Detached from all aspects listed, it must not be forgotten that user scores and price are not the only drivers for conversion and demand generation amongst others like location, services and, increasingly more important, the green certification. Hotels with truly unique selling points are likely to be less affected by the impacts of user-generated review scores.”
“Good reviews are critical in hospitality. Certainly, having a good reputation has a positive effect among the factors that influence the booking behaviour, but I don’t think the hotel’s review score can be defined as a real driver that influences the price decision. When we implement a revenue management strategy we must always start from the basics: segment, moment, channel, duration… and then work granularly on the room type, rate plan, the elasticity of demand, supply, price sensitivity, competition, market, demand forecast, etc.
Working on the foundations allows us to create a solid base on which to build the price. Having an excellent reputation increases visibility, positioning and propensity to buy for those who are researching on that specific channel. So it influences (like one among many other factors), but in my view, it does not impact the pricing strategy.”
“Today it is evident that having a very high review score on Booking.com, Tripadvisor, Google etc. greatly influences the visibility of a property in online algorithms, and consequently the number of bookings and the conversion rate (ratio of bookings to visits). This is the objective criterion of quality of a property that users prevalently rely upon, much more than the stars awarded by local authorities. Online reputation is the most successful and cost-effective form of marketing that exists today.
Lots of studies show that the factor that determines the final choice of one property over another, characteristics (location, services, etc.) being the same, is precisely the online score. In narrowing down the search results in fact, the vast majority of users tend to select filters (e.g. 9+ on Booking or 4+ on Tripadvisor) or sort the results by score according to certain selection criteria (e.g. 4-star hotels with breakfast, parking, free cancellation, etc.).

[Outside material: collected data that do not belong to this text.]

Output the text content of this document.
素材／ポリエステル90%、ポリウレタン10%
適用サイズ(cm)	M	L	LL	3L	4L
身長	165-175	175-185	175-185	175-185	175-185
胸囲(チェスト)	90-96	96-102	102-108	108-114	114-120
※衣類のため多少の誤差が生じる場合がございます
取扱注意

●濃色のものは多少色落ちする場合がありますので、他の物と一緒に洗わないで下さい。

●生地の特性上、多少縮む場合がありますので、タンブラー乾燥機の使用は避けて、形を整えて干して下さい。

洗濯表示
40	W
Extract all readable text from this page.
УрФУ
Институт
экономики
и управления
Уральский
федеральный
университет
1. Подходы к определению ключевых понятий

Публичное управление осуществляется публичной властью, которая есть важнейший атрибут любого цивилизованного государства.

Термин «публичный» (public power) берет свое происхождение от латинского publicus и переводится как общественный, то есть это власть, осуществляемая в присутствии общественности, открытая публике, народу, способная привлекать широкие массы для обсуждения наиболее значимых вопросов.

This has a decisive impact not only on the number of bookings and conversion rate but also on the ADR (average daily rate) to which a hotel can sell. The higher the score, the higher the potential sales price accepted by the market to book that property. And all conditions being equal, more than 80% of people choose to pay slightly more for the property with the highest score.
But there are other variables just as important as quality. That is the quantity and freshness of the reviews. With the same review score, the algorithms give greater visibility to the properties with more reviews, even more so if recent, as a sign of greater reliability and credibility. And by collecting more reviews it also becomes easier to mitigate the impact on the overall average of those few negative and unfair (if not fake in some cases) reviews that statistically involve each hotel.
The quantity is also linked to the freshness and regular frequency of the reviews. That’s why those who have always remained open during the pandemic have had the opportunity to continue to collect reviews even in the most difficult periods such as the lockdown, thanks to essential travellers, and to keep their online ranking constantly high. This has been a competitive advantage that has allowed these facilities to recover earlier and better than the others as soon as vaccinations and the easing of restrictions have allowed a return of tourists and events.
Therefore, it is essential to create a culture aimed at constantly improving one’s reputation, with the whole staff adequately educated and motivated to achieve the goals through constant analysis and learning, and to collect not only excellent reviews, but as many and as frequently as possible.”